ZZ Ward : une énergie sans filtre

Chacune de ses réalisations est toujours surprenante et avec « Mother », ZZ WARD ne déroge pas à la règle. Imprévisible, c’est sur le légendaire label Sun Records qu’elle publie cette fois quelques chansons. Avec beaucoup de vitalité, elle témoigne de ses expériences en tant que mère. Vulnérable et forte, elle n’élude aucun passage et aborde plusieurs domaines de la parentalité en jouant aux montagnes russes. Ca sent le vécu et lorsque tout cela est décliné dans un Blues épuré, où se croisent instants Gospel et envolées de cuivres sur des guitares ardentes, on ne peut que tomber sous le charme. 

ZZ WARD

« Mother »

(Sun Records)

Un an tout juste après l’excellent et très éclectique « Dirty Shine », la néo-Californienne originaire de l’Oregon fait un retour express, mais très qualitatif, avec « Mother ». Composé de six titres, ZZ WARD apparait cette fois sur Sun Records et livre ses sentiments sur les sensations que procure la maternité. Et plutôt que de se disperser, ce qu’elle fait d’ailleurs très bien, c’est dans un registre Blues très roots qu’elle a choisi d’évoluer. Et il faut reconnaitre que l’approche très sincère et authentique du style s’y prête à merveille. Avec une attitude totalement décomplexée, on ne peut que succomber à autant de fougue et de vérité.

C’est une sorte de retour à ses premières amours pour ZZ WARD qui renoue avec ses racines musicales dans une version très brute et profonde. D’ailleurs, ce nouveau format court réserve aussi quelques surprises, la songwriter étant pleine de ressources. L’intensité passionnée et l’énergie sans filtre qui émanent de « Mother » nous rappelle à quel point elle est une incroyable chanteuse et une multi-instrumentiste de haut vol. Elle prend beaucoup de plaisir à explorer ses six chansons en les révélant sous un jour nouveau et un son également différent. Directe et sans détour, on brûle avec elle dans ce (trop !) court moment musical. 

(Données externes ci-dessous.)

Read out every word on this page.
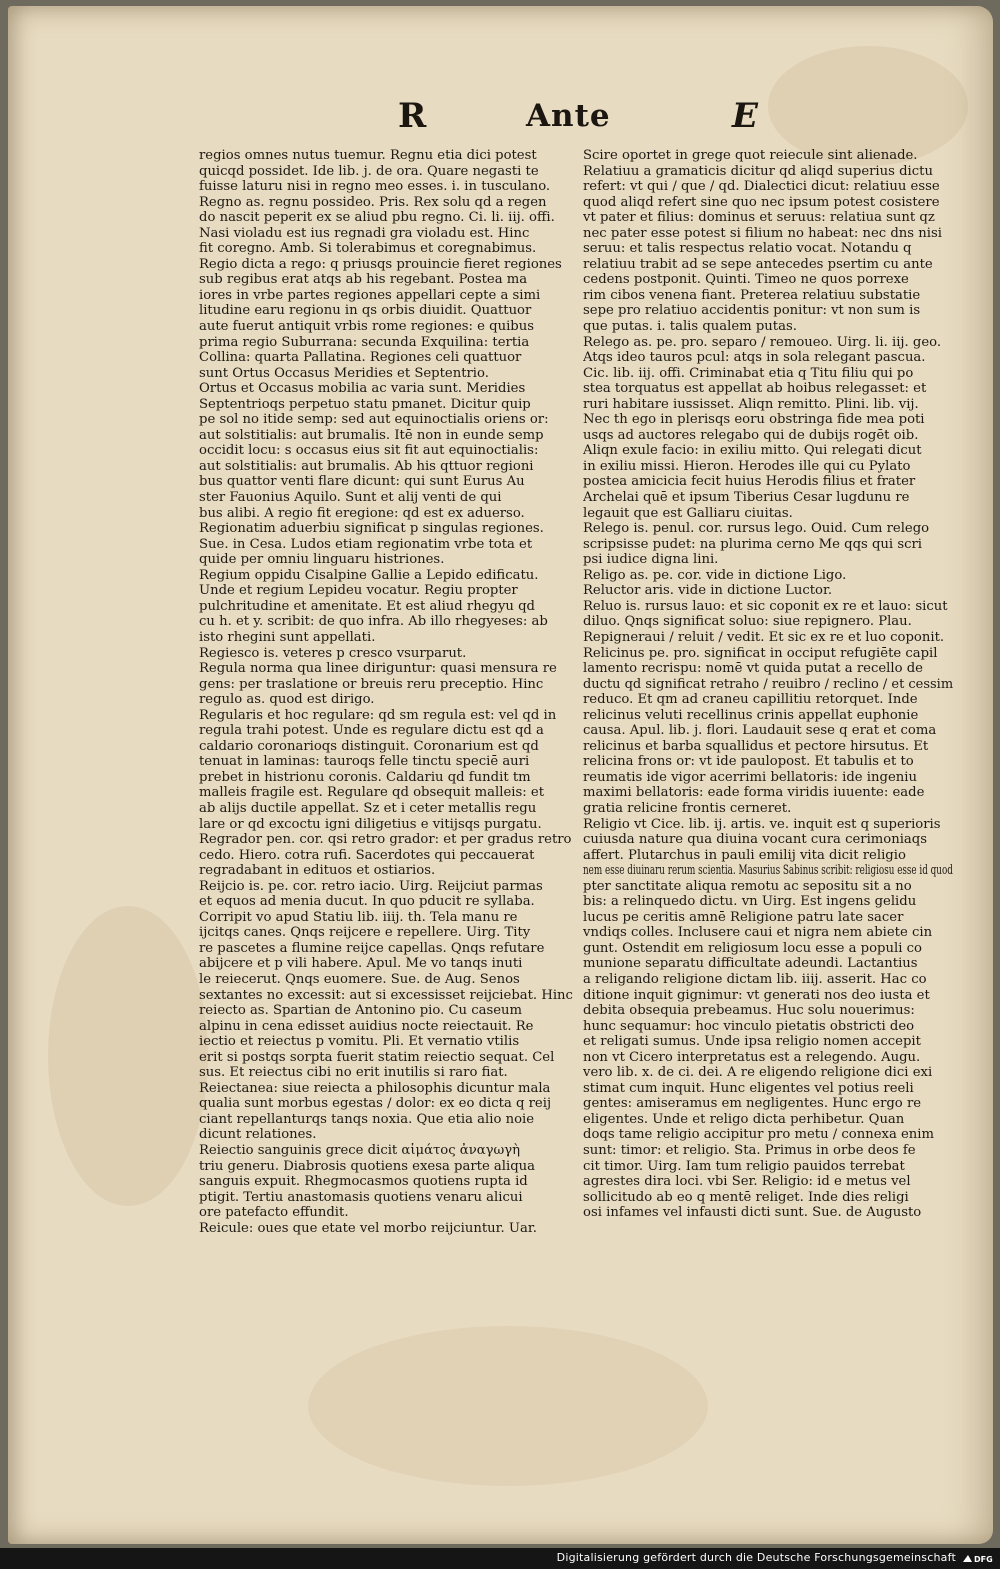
R	Ante	E
regios omnes nutus tuemur. Regnu etia dici potest
quicqd possidet. Ide lib. j. de ora. Quare negasti te
fuisse laturu nisi in regno meo esses. i. in tusculano.
Regno as. regnu possideo. Pris. Rex solu qd a regen
do nascit peperit ex se aliud pbu regno. Ci. li. iij. offi.
Nasi violadu est ius regnadi gra violadu est. Hinc
fit coregno. Amb. Si tolerabimus et coregnabimus.
Regio dicta a rego: q priusqs prouincie fieret regiones
sub regibus erat atqs ab his regebant. Postea ma
iores in vrbe partes regiones appellari cepte a simi
litudine earu regionu in qs orbis diuidit. Quattuor
aute fuerut antiquit vrbis rome regiones: e quibus
prima regio Suburrana: secunda Exquilina: tertia
Collina: quarta Pallatina. Regiones celi quattuor
sunt Ortus Occasus Meridies et Septentrio.
Ortus et Occasus mobilia ac varia sunt. Meridies
Septentrioqs perpetuo statu pmanet. Dicitur quip
pe sol no itide semp: sed aut equinoctialis oriens or:
aut solstitialis: aut brumalis. Itē non in eunde semp
occidit locu: s occasus eius sit fit aut equinoctialis:
aut solstitialis: aut brumalis. Ab his qttuor regioni
bus quattor venti flare dicunt: qui sunt Eurus Au
ster Fauonius Aquilo. Sunt et alij venti de qui
bus alibi. A regio fit eregione: qd est ex aduerso.
Regionatim aduerbiu significat p singulas regiones.
Sue. in Cesa. Ludos etiam regionatim vrbe tota et
quide per omniu linguaru histriones.
Regium oppidu Cisalpine Gallie a Lepido edificatu.
Unde et regium Lepideu vocatur. Regiu propter
pulchritudine et amenitate. Et est aliud rhegyu qd
cu h. et y. scribit: de quo infra. Ab illo rhegyeses: ab
isto rhegini sunt appellati.
Regiesco is. veteres p cresco vsurparut.
Regula norma qua linee diriguntur: quasi mensura re
gens: per traslatione or breuis reru preceptio. Hinc
regulo as. quod est dirigo.
Regularis et hoc regulare: qd sm regula est: vel qd in
regula trahi potest. Unde es regulare dictu est qd a
caldario coronarioqs distinguit. Coronarium est qd
tenuat in laminas: tauroqs felle tinctu speciē auri
prebet in histrionu coronis. Caldariu qd fundit tm
malleis fragile est. Regulare qd obsequit malleis: et
ab alijs ductile appellat. Sz et i ceter metallis regu
lare or qd excoctu igni diligetius e vitijsqs purgatu.
Regrador pen. cor. qsi retro grador: et per gradus retro
cedo. Hiero. cotra rufi. Sacerdotes qui peccauerat
regradabant in edituos et ostiarios.
Reijcio is. pe. cor. retro iacio. Uirg. Reijciut parmas
et equos ad menia ducut. In quo pducit re syllaba.
Corripit vo apud Statiu lib. iiij. th. Tela manu re
ijcitqs canes. Qnqs reijcere e repellere. Uirg. Tity
re pascetes a flumine reijce capellas. Qnqs refutare
abijcere et p vili habere. Apul. Me vo tanqs inuti
le reiecerut. Qnqs euomere. Sue. de Aug. Senos
sextantes no excessit: aut si excessisset reijciebat. Hinc
reiecto as. Spartian de Antonino pio. Cu caseum
alpinu in cena edisset auidius nocte reiectauit. Re
iectio et reiectus p vomitu. Pli. Et vernatio vtilis
erit si postqs sorpta fuerit statim reiectio sequat. Cel
sus. Et reiectus cibi no erit inutilis si raro fiat.
Reiectanea: siue reiecta a philosophis dicuntur mala
qualia sunt morbus egestas / dolor: ex eo dicta q reij
ciant repellanturqs tanqs noxia. Que etia alio noie
dicunt relationes.
Reiectio sanguinis grece dicit αἱμάτος ἀναγωγὴ
triu generu. Diabrosis quotiens exesa parte aliqua
sanguis expuit. Rhegmocasmos quotiens rupta id
ptigit. Tertiu anastomasis quotiens venaru alicui
ore patefacto effundit.
Reicule: oues que etate vel morbo reijciuntur. Uar.
Scire oportet in grege quot reiecule sint alienade.
Relatiuu a gramaticis dicitur qd aliqd superius dictu
refert: vt qui / que / qd. Dialectici dicut: relatiuu esse
quod aliqd refert sine quo nec ipsum potest cosistere
vt pater et filius: dominus et seruus: relatiua sunt qz
nec pater esse potest si filium no habeat: nec dns nisi
seruu: et talis respectus relatio vocat. Notandu q
relatiuu trabit ad se sepe antecedes psertim cu ante
cedens postponit. Quinti. Timeo ne quos porrexe
rim cibos venena fiant. Preterea relatiuu substatie
sepe pro relatiuo accidentis ponitur: vt non sum is
que putas. i. talis qualem putas.
Relego as. pe. pro. separo / remoueo. Uirg. li. iij. geo.
Atqs ideo tauros pcul: atqs in sola relegant pascua.
Cic. lib. iij. offi. Criminabat etia q Titu filiu qui po
stea torquatus est appellat ab hoibus relegasset: et
ruri habitare iussisset. Aliqn remitto. Plini. lib. vij.
Nec th ego in plerisqs eoru obstringa fide mea poti
usqs ad auctores relegabo qui de dubijs rogēt oib.
Aliqn exule facio: in exiliu mitto. Qui relegati dicut
in exiliu missi. Hieron. Herodes ille qui cu Pylato
postea amicicia fecit huius Herodis filius et frater
Archelai quē et ipsum Tiberius Cesar lugdunu re
legauit que est Galliaru ciuitas.
Relego is. penul. cor. rursus lego. Ouid. Cum relego
scripsisse pudet: na plurima cerno Me qqs qui scri
psi iudice digna lini.
Religo as. pe. cor. vide in dictione Ligo.
Reluctor aris. vide in dictione Luctor.
Reluo is. rursus lauo: et sic coponit ex re et lauo: sicut
diluo. Qnqs significat soluo: siue repignero. Plau.
Repigneraui / reluit / vedit. Et sic ex re et luo coponit.
Relicinus pe. pro. significat in occiput refugiēte capil
lamento recrispu: nomē vt quida putat a recello de
ductu qd significat retraho / reuibro / reclino / et cessim
reduco. Et qm ad craneu capillitiu retorquet. Inde
relicinus veluti recellinus crinis appellat euphonie
causa. Apul. lib. j. flori. Laudauit sese q erat et coma
relicinus et barba squallidus et pectore hirsutus. Et
relicina frons or: vt ide paulopost. Et tabulis et to
reumatis ide vigor acerrimi bellatoris: ide ingeniu
maximi bellatoris: eade forma viridis iuuente: eade
gratia relicine frontis cerneret.
Religio vt Cice. lib. ij. artis. ve. inquit est q superioris
cuiusda nature qua diuina vocant cura cerimoniaqs
affert. Plutarchus in pauli emilij vita dicit religio
nem esse diuinaru rerum scientia. Masurius Sabinus scribit: religiosu esse id quod
pter sanctitate aliqua remotu ac sepositu sit a no
bis: a relinquedo dictu. vn Uirg. Est ingens gelidu
lucus pe ceritis amnē Religione patru late sacer
vndiqs colles. Inclusere caui et nigra nem abiete cin
gunt. Ostendit em religiosum locu esse a populi co
munione separatu difficultate adeundi. Lactantius
a religando religione dictam lib. iiij. asserit. Hac co
ditione inquit gignimur: vt generati nos deo iusta et
debita obsequia prebeamus. Huc solu nouerimus:
hunc sequamur: hoc vinculo pietatis obstricti deo
et religati sumus. Unde ipsa religio nomen accepit
non vt Cicero interpretatus est a relegendo. Augu.
vero lib. x. de ci. dei. A re eligendo religione dici exi
stimat cum inquit. Hunc eligentes vel potius reeli
gentes: amiseramus em negligentes. Hunc ergo re
eligentes. Unde et religo dicta perhibetur. Quan
doqs tame religio accipitur pro metu / connexa enim
sunt: timor: et religio. Sta. Primus in orbe deos fe
cit timor. Uirg. Iam tum religio pauidos terrebat
agrestes dira loci. vbi Ser. Religio: id e metus vel
sollicitudo ab eo q mentē religet. Inde dies religi
osi infames vel infausti dicti sunt. Sue. de Augusto
Digitalisierung gefördert durch die Deutsche Forschungsgemeinschaft DFG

L’Américaine ouvre son EP avec le morceau-titre, gorgé de riffs épais et sur un ton puissant, histoire de poser l’ambiance. La production très live et Rock’n’Roll de « Mother » et « My Baby Left Me » accentue cette impression d’urgence et ce dynamisme. Puis, ZZ WARD reprend « Put My Gun Down » et « Lil Darling » de son dernier opus en leur offrant un traitement de choc. « I Have No One » est l’instant le plus tendre et sa voix monte encore d’un cran dans l’émotion. Vocalement irrésistible, elle plonge ensuite dans un Chicago Blues vif sur « Cadillac Man », sorte d’hommage appuyé et généreux à l’esprit agité du Blues. Une tranche vie sans far.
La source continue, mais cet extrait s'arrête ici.